Research

On-going Projects

The finite element approach was employed to create a realistic model of a physical bridge. As typical finite element software is unable to incorporate Vehicle Bridge Interaction (VBI), the entire model was developed in MATLAB. Acceleration data was collected for both damaged and undamaged states under dynamic bridge loading, taking into account the Vehicle Bridge Interaction (VBI). The damage was simulated by lowering the modulus of elasticity. Statistical analysis was employed in MATLAB to implement anomaly detection strategies. In order to verify the accuracy of the obtained data, acceleration sensors are being utilized to collect experimental data from a scaled laboratory bridge structure

Sakib, N., & Rana, S. (2023). "Vibration-Based Damage Identification of a Steel Frame Using an Output-Only Algorithm." In Proceedings of the Second International Conference on Advances in Civil Infrastructure and Construction Materials, MIST, Dhaka, Bangladesh (pp. 360)

Abstract: There are various approaches used by different research groups to identify structures and structural changes, and the success of a certain methodology may depend on the context in which it is applied. Therefore, it is crucial to verify promising methodologies by testing them on different structures and damage cases. The objective of this study is to investigate a statistical pattern recognition-based method of Structural Health Monitoring (SHM) using a laboratory structure. Sophisticated finite element models and traditional modal parameters are not used in the implementation of the statistical pattern recognition techniques, as they require significant user interaction. Instead, the statistical approaches presented in this paper is solely based on the signal analysis of the measured vibration data. This makes this approach attractive for the development of an automated health monitoring system. A large-scale laboratory structure was constructed at the Qatar University structures laboratory, and a large dataset of vibration signals was obtained under several structural damage scenarios. This paper suggests a statistical moments-based technique to identify damage using the vibration signals. The method does not require labor-intensive supervised learning, and only acceleration sensor data is required to detect damage. Overall, the proposed approach has the potential to be a cost-effective and efficient solution for SHM of various infrastructures.

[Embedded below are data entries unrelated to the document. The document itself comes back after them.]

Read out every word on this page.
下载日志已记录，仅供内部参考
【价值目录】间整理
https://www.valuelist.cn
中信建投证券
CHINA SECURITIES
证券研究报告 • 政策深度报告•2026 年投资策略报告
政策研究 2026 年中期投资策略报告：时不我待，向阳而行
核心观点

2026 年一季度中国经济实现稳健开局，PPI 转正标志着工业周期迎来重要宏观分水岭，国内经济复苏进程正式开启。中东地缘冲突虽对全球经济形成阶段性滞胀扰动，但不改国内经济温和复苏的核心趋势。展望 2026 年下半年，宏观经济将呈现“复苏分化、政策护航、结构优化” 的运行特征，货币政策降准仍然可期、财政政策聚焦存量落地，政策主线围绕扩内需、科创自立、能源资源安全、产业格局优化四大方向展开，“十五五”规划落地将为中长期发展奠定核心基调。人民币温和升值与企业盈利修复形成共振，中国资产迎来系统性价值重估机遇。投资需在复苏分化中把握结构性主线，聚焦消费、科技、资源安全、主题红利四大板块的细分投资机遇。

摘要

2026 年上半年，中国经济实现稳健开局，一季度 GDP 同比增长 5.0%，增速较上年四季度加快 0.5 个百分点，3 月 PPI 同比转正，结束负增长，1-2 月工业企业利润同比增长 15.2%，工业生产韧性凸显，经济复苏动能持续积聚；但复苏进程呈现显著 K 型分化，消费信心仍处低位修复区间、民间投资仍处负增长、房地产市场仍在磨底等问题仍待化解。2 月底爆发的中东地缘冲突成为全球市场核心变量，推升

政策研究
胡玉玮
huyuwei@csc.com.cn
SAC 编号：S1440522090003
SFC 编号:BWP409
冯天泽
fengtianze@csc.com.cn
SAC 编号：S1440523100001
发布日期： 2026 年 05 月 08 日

Keywords: Structural health monitoring, statistical pattern recognition, vibration signals, laboratory structures, damage identification, automated system, statistical moment analysis


Sakib, N., Rana, S., & Jafar, S.B. (2023). "A Statistical Pattern Recognition for Structural Health Monitoring Using Vibration Signals." In Proceedings of the International Conference on Planning, Architecture, and Civil Engineering, Rajshahi University of Engineering & Technology, Rajshahi, Bangladesh (pp. 453)

Abstract: Structural health monitoring (SHM) is crucial to detect damage in structures at an early stage, allowing timely maintenance and repair to ensure their safety and longevity. This paper presents a study that investigates the feasibility of using a statistical pattern recognition-based method for SHM using a laboratory structure. The proposed approach relies solely on signal analysis of the measured vibration data, making it cost-effective and attractive for the development of an automated health monitoring system. Unlike traditional SHM methods, the proposed approach does not require labor-intensive tuning, expert knowledge, or extensive training, reducing the time and cost required for SHM. The large-scale laboratory structure at Qatar University provides a unique platform to obtain a large dataset of vibration signals under several structural damage scenarios. The study presents a technique to identify damage using Mahalanobis distance between vibration signals of damaged and undamaged conditions. The proposed approach has the potential to be a practical and efficient solution for SHM in civil, mechanical, and aerospace engineering applications, contributing to the development of reliable and accurate health monitoring systems for structures.


Keywords: Structural health monitoring; Statistical pattern recognition; Vibration analysis; Mahalanobis

distance; Automated monitoring systems.